Em princípio, é importante compreender como discutir sobre a educação sexual nas escolas seria benéfico para a efetiva superação desse problema. Sob esse raciocínio, para o filósofo Lev Vygotsky, o ensino básico não deve se distanciar dos aspectos da vida social. Assim, faz-se necessário o debate da educação sexual nas salas de aulas brasileiras, principalmente quando, ainda de acordo com a OPAS, a abordagem desse assunto faz com que os jovens tenham mais responsabilidade quanto ao uso de preservativos e, consequentemente, à precautela de uma gravidez indesejada. Em contraste, ações pedagógicas com a finalidade de trazer essa temática para o meio estudantil são timidamente desenvolvidas no meio estudantil.
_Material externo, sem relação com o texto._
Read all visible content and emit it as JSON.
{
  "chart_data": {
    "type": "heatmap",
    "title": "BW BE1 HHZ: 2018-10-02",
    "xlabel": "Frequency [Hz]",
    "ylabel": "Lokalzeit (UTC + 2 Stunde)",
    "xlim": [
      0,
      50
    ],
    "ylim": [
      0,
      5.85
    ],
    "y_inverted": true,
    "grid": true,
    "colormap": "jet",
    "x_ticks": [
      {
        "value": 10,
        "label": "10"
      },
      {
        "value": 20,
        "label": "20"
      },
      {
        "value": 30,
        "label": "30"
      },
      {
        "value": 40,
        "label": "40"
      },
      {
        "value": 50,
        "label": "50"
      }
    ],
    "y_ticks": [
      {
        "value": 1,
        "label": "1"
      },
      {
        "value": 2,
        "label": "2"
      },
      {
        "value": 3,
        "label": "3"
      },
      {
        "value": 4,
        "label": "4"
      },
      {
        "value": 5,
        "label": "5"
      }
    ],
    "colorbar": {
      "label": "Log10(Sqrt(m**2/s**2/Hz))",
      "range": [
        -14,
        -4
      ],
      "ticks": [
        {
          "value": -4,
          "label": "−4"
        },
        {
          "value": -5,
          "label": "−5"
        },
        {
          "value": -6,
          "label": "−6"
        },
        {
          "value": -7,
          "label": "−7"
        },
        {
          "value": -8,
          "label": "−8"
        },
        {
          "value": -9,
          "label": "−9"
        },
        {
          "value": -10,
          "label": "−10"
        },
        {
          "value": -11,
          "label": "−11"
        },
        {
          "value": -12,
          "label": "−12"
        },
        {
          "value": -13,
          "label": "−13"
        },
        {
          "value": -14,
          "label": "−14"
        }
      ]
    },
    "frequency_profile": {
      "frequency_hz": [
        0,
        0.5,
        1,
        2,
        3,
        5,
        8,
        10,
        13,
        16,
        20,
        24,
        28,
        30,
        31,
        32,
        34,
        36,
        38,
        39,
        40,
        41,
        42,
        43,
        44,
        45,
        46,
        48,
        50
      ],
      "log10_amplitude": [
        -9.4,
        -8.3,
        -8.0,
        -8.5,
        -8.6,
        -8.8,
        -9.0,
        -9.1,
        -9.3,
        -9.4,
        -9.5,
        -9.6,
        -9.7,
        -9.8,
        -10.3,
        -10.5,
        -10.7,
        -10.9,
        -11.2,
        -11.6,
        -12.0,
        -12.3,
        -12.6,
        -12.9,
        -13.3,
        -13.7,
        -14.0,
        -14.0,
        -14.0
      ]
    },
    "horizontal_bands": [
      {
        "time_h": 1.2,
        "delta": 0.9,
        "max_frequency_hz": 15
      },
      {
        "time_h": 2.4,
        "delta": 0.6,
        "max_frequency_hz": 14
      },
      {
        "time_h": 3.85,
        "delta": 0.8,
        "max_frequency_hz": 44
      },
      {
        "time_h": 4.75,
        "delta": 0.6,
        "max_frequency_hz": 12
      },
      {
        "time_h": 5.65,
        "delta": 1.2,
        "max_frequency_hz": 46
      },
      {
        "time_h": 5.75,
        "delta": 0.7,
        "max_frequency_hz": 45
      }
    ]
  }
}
Logo, ao não falar sobre, forma-se a desinformação e isso dificulta a prevenção da gravidez entre as menores de idade.
Outrossim, é notório como a educação sexual nas escolas é um tabu. Dentro dessa lógica, recentemente no país instalou-se uma onda conservadora, que atinge sobretudo os pais e responsáveis dos jovens. Nesse sentido, pesquisas do Datafolha mostram que 46% dos brasileiros acham que sexualidade e questões relacionadas a ela — como a gravidez e o sexo seguro — devem ficar fora do currículo educacional. Tais dados mostram que há uma hesitação a esse tipo de ensino, o que impede a sua práxis no ambiente escolar
Infere-se, portanto, que raízes dificultam a inserção da educação sexual nas escolas e isso afeta negativamente a prevenção da gravidez precoce. Para esse efeito, é preciso que, em primeiro lugar, o Ministério da Educação, juntamente com o Ministério da Saúde, insira o tema na Base Nacional Comum Curricular, para que os jovens tenham consciência das consequências da gravidez indesejada e saibam precavê-la. Além disso, para que os pais e responsáveis apoiem a iniciativa, as secretarias estaduais e municipais, em parceria com a mídia, devem vincular campanhas socioeducativas que mostrem os pontos positivos do ensino da educação sexual nas escolas, sem ilegitimá-la. Desse modo, poderá ser reduzido o número de jovens grávidas no país e tal situação permanecerá apenas na ficção.